There is an animated GIF in some slides on page 28 that I found that gives a nice visualization of this phenomena: Introduction to Bayesian Optimization (slides).

Since the normal prior centered at 0 is usually chosen, I wonder how much the choice of prior changes things.  The prior in a machine learning context could be the average results that given hyperparameters produce across many machine learning projects.  There are statistics to calculate the relative effects of the prior and the likelihood on the posterior distribution.  It is often the case that the prior has little effect while the likelihood has a greater effect especially with more data; thus, optimizing the prior distribution could be a lot of effort for little gain.

 

The Meaning and Selection of the Kernel

In Bayesian optimization, there is a function to determine the covariance between any two function evaluation points.  This function determines the covariance matrix used in the multivariate Gaussian matrix for the likelihood function.  The covariance function is called a kernel, and there are many kernels used in Gaussian processes.

The paper that we discussed in class, Practical Bayesian Optimization of Machine Learning Algorithms, discussed two kernels, the squared exponential kernel and the Matérn 5/2 kernel.  The authors argue that the squared exponential kernel is too smooth for hyperparameter tuning in machine learning while the Matérn kernel is more appropriate.  The papers show the Matérn kernel performing better in some empirical experiments.

How was this kernel really chosen?  Did the authors simply try several kernels in their experiments and found one that performed the best?  This doesn’t really give a provable way to choose a good kernel.  We wondered whether there was some mathematically formal way to prove that some kernel was better than another, but we thought that this was probably not the case.  Maybe it could be proven given certain conditions such as convexity or smoothness assumptions.  Intuitively, similar choices of hyperparameters will probably produce similar results, so kernels that assume a somewhat smooth function are probably appropriate.

One of the drawbacks of Bayesian optimization in machine learning hyperparameter tuning is that Bayesian optimization has its own hyperparameters that could be tuned, so this just pushes back the problem of hyperparameter tuning.  How are the hyperparameters of Bayesian optimization meant to be tuned?  The choice of kernel, acquisition function, prior distribution, and stopping criteria are examples of hyperparameters for Bayesian optimization.

The Meaning of the Acquisition Function

In Bayesian optimization, an acquisition function is used to choose the next point for function evaluation.  The paper that we discussed in class mentions three acquisition functions: probability of improvement, expected improvement, and upper confidence bound.
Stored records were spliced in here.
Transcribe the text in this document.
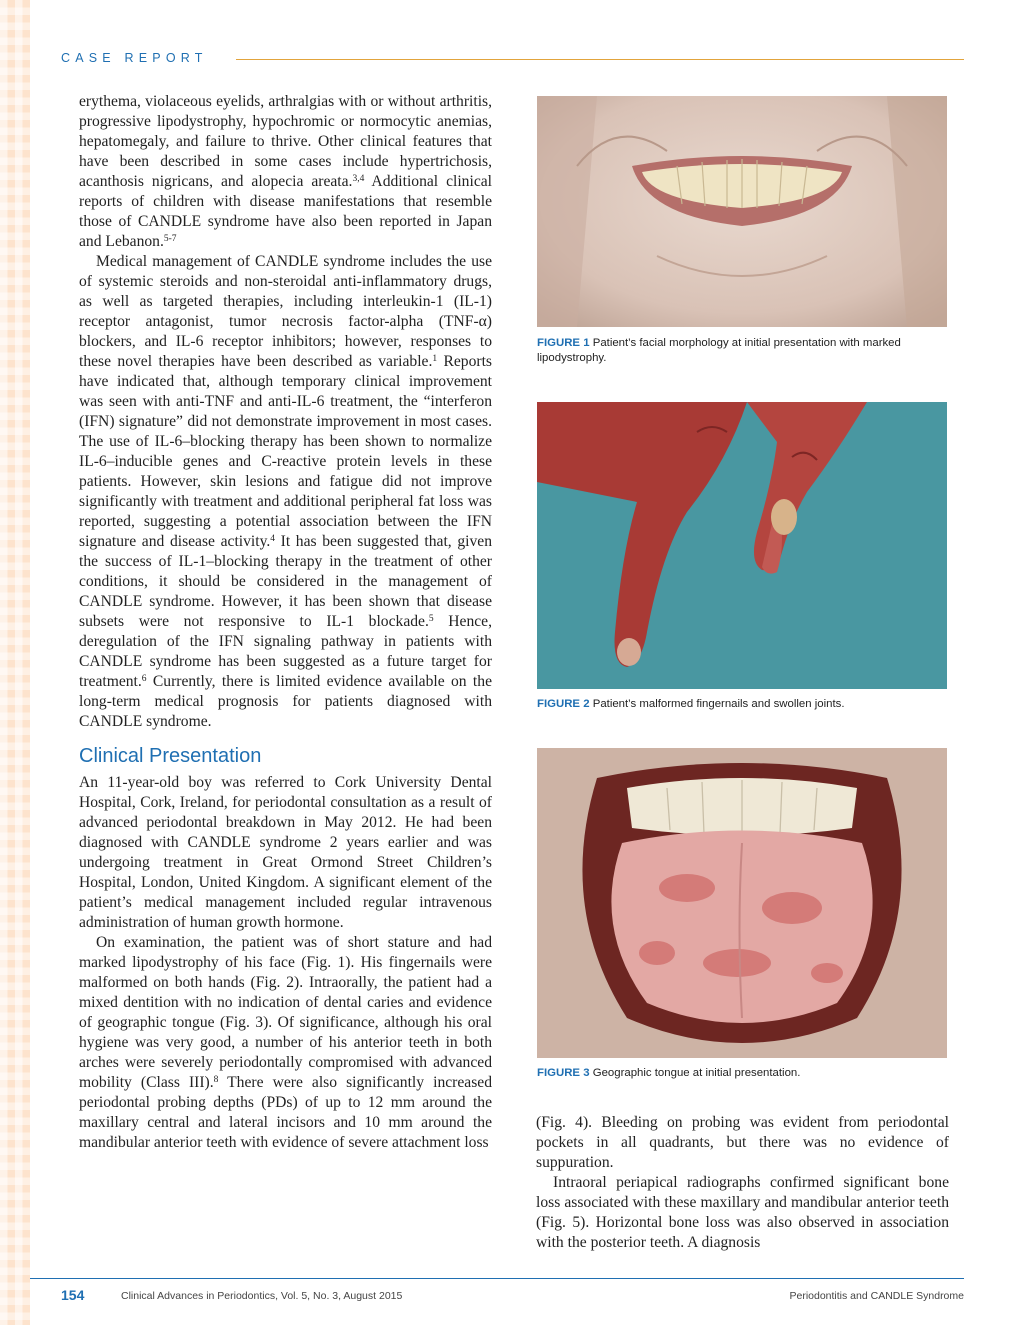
CASE REPORT

erythema, violaceous eyelids, arthralgias with or without arthritis, progressive lipodystrophy, hypochromic or normocytic anemias, hepatomegaly, and failure to thrive. Other clinical features that have been described in some cases include hypertrichosis, acanthosis nigricans, and alopecia areata.$^{3,4}$ Additional clinical reports of children with disease manifestations that resemble those of CANDLE syndrome have also been reported in Japan and Lebanon.$^{5-7}$

Medical management of CANDLE syndrome includes the use of systemic steroids and non-steroidal anti-inflammatory drugs, as well as targeted therapies, including interleukin-1 (IL-1) receptor antagonist, tumor necrosis factor-alpha (TNF-α) blockers, and IL-6 receptor inhibitors; however, responses to these novel therapies have been described as variable.$^1$ Reports have indicated that, although temporary clinical improvement was seen with anti-TNF and anti-IL-6 treatment, the “interferon (IFN) signature” did not demonstrate improvement in most cases. The use of IL-6–blocking therapy has been shown to normalize IL-6–inducible genes and C-reactive protein levels in these patients. However, skin lesions and fatigue did not improve significantly with treatment and additional peripheral fat loss was reported, suggesting a potential association between the IFN signature and disease activity.$^4$ It has been suggested that, given the success of IL-1–blocking therapy in the treatment of other conditions, it should be considered in the management of CANDLE syndrome. However, it has been shown that disease subsets were not responsive to IL-1 blockade.$^5$ Hence, deregulation of the IFN signaling pathway in patients with CANDLE syndrome has been suggested as a future target for treatment.$^6$ Currently, there is limited evidence available on the long-term medical prognosis for patients diagnosed with CANDLE syndrome.

Clinical Presentation

An 11-year-old boy was referred to Cork University Dental Hospital, Cork, Ireland, for periodontal consultation as a result of advanced periodontal breakdown in May 2012. He had been diagnosed with CANDLE syndrome 2 years earlier and was undergoing treatment in Great Ormond Street Children’s Hospital, London, United Kingdom. A significant element of the patient’s medical management included regular intravenous administration of human growth hormone.

On examination, the patient was of short stature and had marked lipodystrophy of his face (Fig. 1). His fingernails were malformed on both hands (Fig. 2). Intraorally, the patient had a mixed dentition with no indication of dental caries and evidence of geographic tongue (Fig. 3). Of significance, although his oral hygiene was very good, a number of his anterior teeth in both arches were severely periodontally compromised with advanced mobility (Class III).$^8$ There were also significantly increased periodontal probing depths (PDs) of up to 12 mm around the maxillary central and lateral incisors and 10 mm around the mandibular anterior teeth with evidence of severe attachment loss

FIGURE 1 Patient’s facial morphology at initial presentation with marked lipodystrophy.
FIGURE 2 Patient’s malformed fingernails and swollen joints.
FIGURE 3 Geographic tongue at initial presentation.

(Fig. 4). Bleeding on probing was evident from periodontal pockets in all quadrants, but there was no evidence of suppuration.

Intraoral periapical radiographs confirmed significant bone loss associated with these maxillary and mandibular anterior teeth (Fig. 5). Horizontal bone loss was also observed in association with the posterior teeth. A diagnosis

154	Clinical Advances in Periodontics, Vol. 5, No. 3, August 2015	Periodontitis and CANDLE Syndrome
The definition of these functions is very abstract and mathematical, and I had some difficulty interpreting what the functions did.  This makes reasoning about them intuitively difficult.  The paper focuses on the expected improvement function, and I found an alternative formula for it on slide 35 of the presentation Introduction to Bayesian Optimization.  This formula is the following.

∫ max(0, y_{best} – y) p(y | x; \theta, D) dy

From this formula, it is clearer that the expected improvement formula finds a point that maximizes the probability that the function evaluation at that point will be below the best y value found so far.  Perhaps the other formulas can be written in a similar manner, giving a better understanding of what they do.

The paper did not present a mathematically formal way of choosing the best acquisition function.  Maybe under certain conditions, a given acquisition function can be shown to be optimal.